Verizon’s 3Q08 numbers reveal great progress for FiOS. They added 233K new FiOS TV customers and 225K new FiOS Internet customers, both of which fueled a 45% gain in broadband and video revenues over the previous year. Penetration rates are 19.7% for FiOS TV and 24.2 % for FiOS Internet – impressive numbers. The earnings release had all the typical fanfare and chest bumping rhetoric about how fantastic everything is. Do you feel a “But” coming on? Here it is. Verizon has a FIOS customer service problem that is brewing under the surface, which if not addressed, could come back to haunt them. A Google search for “FiOS Customer Service Problems” yielded me 477K results. Substitute Comcast for FiOS and you get 265K. Granted, not a scientific study, but you get my point.
The reality is it’s not the sheer numbers that are the problem. The vast majority of FiOS service orders go off without a hitch, resulting in satisfied customers. But from my observation, the minority of customers who have a problem, enter some form of “FiOS customer service hell,” desperately looking for a way out. I count myself as one of the helpless souls. I’ve heard anecdotally about FiOS customer service problems over the past couple years, but now I’ve experienced it. Verizon – you have a problem. You’ve spent considerable resources on automating much of the process, which I realize is necessary for an undertaking of this scale. But when those systems break down, and a customer gets caught in them, there is no way out. You’re left in some type of FiOS purgatory, which causes you to spend hours upon hours on the phone with CSR’s who are unable (or inept) to solve a problem. Here are two consistent problems that my rudimentary research revealed – you have serious problems with number porting from online orders and your billing system is wreaking havoc with too many customers. I suspect Verizon execs dismiss a “FiOS customer service problem” exists, since the majority of customers are being attended to just fine. But I sense some potential damage to the Verizon and FiOS brands, if not addressed. There are a lot of frustrated people out there who talk to a lot of other people, creating what appears to be a groundswell of negative perception. You may want to put “the network” and “that guy” on the case. If not, you may find yourself a year or so down the road, scratching your head trying to figure out where all that FiOS progress went.

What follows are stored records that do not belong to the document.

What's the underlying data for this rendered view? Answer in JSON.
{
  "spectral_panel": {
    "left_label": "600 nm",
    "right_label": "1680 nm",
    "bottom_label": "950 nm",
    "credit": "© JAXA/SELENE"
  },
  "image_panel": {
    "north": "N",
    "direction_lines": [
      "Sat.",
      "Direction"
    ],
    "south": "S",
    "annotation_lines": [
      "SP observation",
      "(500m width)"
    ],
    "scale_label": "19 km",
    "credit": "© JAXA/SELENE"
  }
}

I am in total agreement with the points about lack of customer service. Not only bad but seems like it was designed to create irate customers. It seems like every time a technician is scheduled to show up and they don’t make it this gets recorded as “customer not home”. To make it worse they then show that the appointment is for a couple of days out from the originally scheduled date. Meanwhile, my Internet connection still drops every time I get an incoming phone call or absent-mindedly pick up the phone to make an outgoing call.